O ministro da Energia e Águas de Angola, João Baptista Borges, reconheceu, há dias, que o Executivo angolano está consciente que os desafios no sector de energia e água permanecem significativos, sobretudo, no aumento da taxa de cobertura e à universalização do acesso à energia eléctrica e à água potável.

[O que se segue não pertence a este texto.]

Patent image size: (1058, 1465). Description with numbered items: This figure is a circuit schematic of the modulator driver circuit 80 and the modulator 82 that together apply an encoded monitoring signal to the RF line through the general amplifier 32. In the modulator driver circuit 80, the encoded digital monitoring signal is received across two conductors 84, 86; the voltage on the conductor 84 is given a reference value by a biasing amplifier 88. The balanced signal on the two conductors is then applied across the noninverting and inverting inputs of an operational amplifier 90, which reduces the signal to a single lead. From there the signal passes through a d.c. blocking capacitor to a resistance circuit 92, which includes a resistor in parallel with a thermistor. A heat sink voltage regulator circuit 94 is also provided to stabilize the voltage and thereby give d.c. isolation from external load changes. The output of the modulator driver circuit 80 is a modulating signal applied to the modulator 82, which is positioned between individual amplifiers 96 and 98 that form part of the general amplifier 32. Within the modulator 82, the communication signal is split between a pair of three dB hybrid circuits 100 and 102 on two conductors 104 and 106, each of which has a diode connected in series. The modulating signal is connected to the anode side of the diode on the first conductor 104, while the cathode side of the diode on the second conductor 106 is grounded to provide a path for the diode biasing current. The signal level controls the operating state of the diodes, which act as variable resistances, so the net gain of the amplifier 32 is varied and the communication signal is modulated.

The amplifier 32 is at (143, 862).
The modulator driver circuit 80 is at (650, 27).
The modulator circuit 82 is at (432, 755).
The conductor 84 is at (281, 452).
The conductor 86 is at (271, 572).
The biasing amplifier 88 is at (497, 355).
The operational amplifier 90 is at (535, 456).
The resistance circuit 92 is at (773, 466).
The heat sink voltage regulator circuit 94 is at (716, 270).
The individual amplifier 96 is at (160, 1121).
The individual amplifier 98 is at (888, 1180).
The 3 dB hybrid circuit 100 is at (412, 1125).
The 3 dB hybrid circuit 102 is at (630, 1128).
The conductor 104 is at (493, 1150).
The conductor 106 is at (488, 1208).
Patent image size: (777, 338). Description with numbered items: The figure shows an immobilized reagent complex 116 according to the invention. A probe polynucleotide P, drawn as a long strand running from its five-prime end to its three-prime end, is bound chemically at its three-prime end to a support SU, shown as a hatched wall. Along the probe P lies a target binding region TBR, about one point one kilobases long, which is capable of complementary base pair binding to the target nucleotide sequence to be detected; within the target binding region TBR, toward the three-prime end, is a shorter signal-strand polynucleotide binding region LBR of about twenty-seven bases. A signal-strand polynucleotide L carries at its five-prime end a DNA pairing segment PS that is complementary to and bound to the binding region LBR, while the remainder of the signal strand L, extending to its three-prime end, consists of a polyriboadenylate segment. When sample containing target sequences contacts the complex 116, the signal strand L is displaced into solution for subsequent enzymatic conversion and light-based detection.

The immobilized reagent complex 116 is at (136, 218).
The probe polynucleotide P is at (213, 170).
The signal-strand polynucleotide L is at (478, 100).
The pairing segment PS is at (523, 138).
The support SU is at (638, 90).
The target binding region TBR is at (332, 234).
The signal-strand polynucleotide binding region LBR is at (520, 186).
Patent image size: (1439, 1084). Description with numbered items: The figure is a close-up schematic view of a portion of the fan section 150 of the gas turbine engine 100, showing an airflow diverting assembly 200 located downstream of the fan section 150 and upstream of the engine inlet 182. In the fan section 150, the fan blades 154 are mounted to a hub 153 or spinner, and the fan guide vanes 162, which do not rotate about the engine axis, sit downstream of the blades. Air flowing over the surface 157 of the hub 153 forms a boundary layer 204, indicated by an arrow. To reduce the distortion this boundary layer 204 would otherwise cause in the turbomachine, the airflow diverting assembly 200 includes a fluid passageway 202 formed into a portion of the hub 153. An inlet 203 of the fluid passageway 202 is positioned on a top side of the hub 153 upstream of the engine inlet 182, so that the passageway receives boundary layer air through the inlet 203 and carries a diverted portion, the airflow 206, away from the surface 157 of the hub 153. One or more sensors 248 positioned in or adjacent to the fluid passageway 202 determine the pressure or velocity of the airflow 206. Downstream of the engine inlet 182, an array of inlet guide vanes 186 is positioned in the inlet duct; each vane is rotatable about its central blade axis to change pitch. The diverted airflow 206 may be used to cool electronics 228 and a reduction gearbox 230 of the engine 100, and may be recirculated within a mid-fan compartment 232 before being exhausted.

O gestor que procedeu à abertura oficial da cerimónia de lançamento da 2ª Conferência Internacional sobre Energia e Águas, disse que o Governo tem desenvolvido um esforço contínuo e consistente ao longo de toda a cadeia de valor da produção, transporte e distribuição, com investimentos significativos em infra-estruturas estruturantes.

Segundo o governante, todos estes esforços se traduzem na ampliação da capacidade instalada, na modernização da rede e no alargamento do acesso à energia eléctrica em todo o território nacional.

“Paralelamente, no sector das águas, têm sido implementados projectos de grande impacto, com destaque para a construção, reabilitação e expansão do sistema de abastecimento de água potável e de saneamento de águas residuais, visando responder às necessidades crescentes da população e promover melhores condições de saúde pública e dignidade social”, garantiu.

De acordo com o titular da pasta, a 2ª Conferência Internacional sobre Energia e Águas vai debater os principais desafios e oportunidades dos sectores da Energia e Águas, promover soluções inovadoras e sustentáveis, incentivar a adopção de novas tecnologias e fomentar parcerias estratégicas entre o sector público, privado e o meio académico.

A programação, acrescentou, inclui sessões plenárias de alto nível, mesas-redondas temáticas, sessões técnicas para apresentação de estudos e projectos, bem como momentos de networking orientados para a captação de investimentos.

O gestor revelou que o evento vai contar com a participação de decisores governamentais, especialistas, académicos, investidores e líderes institucionais de Angola, Brasil, China, Estados Unidos da América e Portugal, reforçando a dimensão internacional do encontro e o intercâmbio de experiências e boas práticas.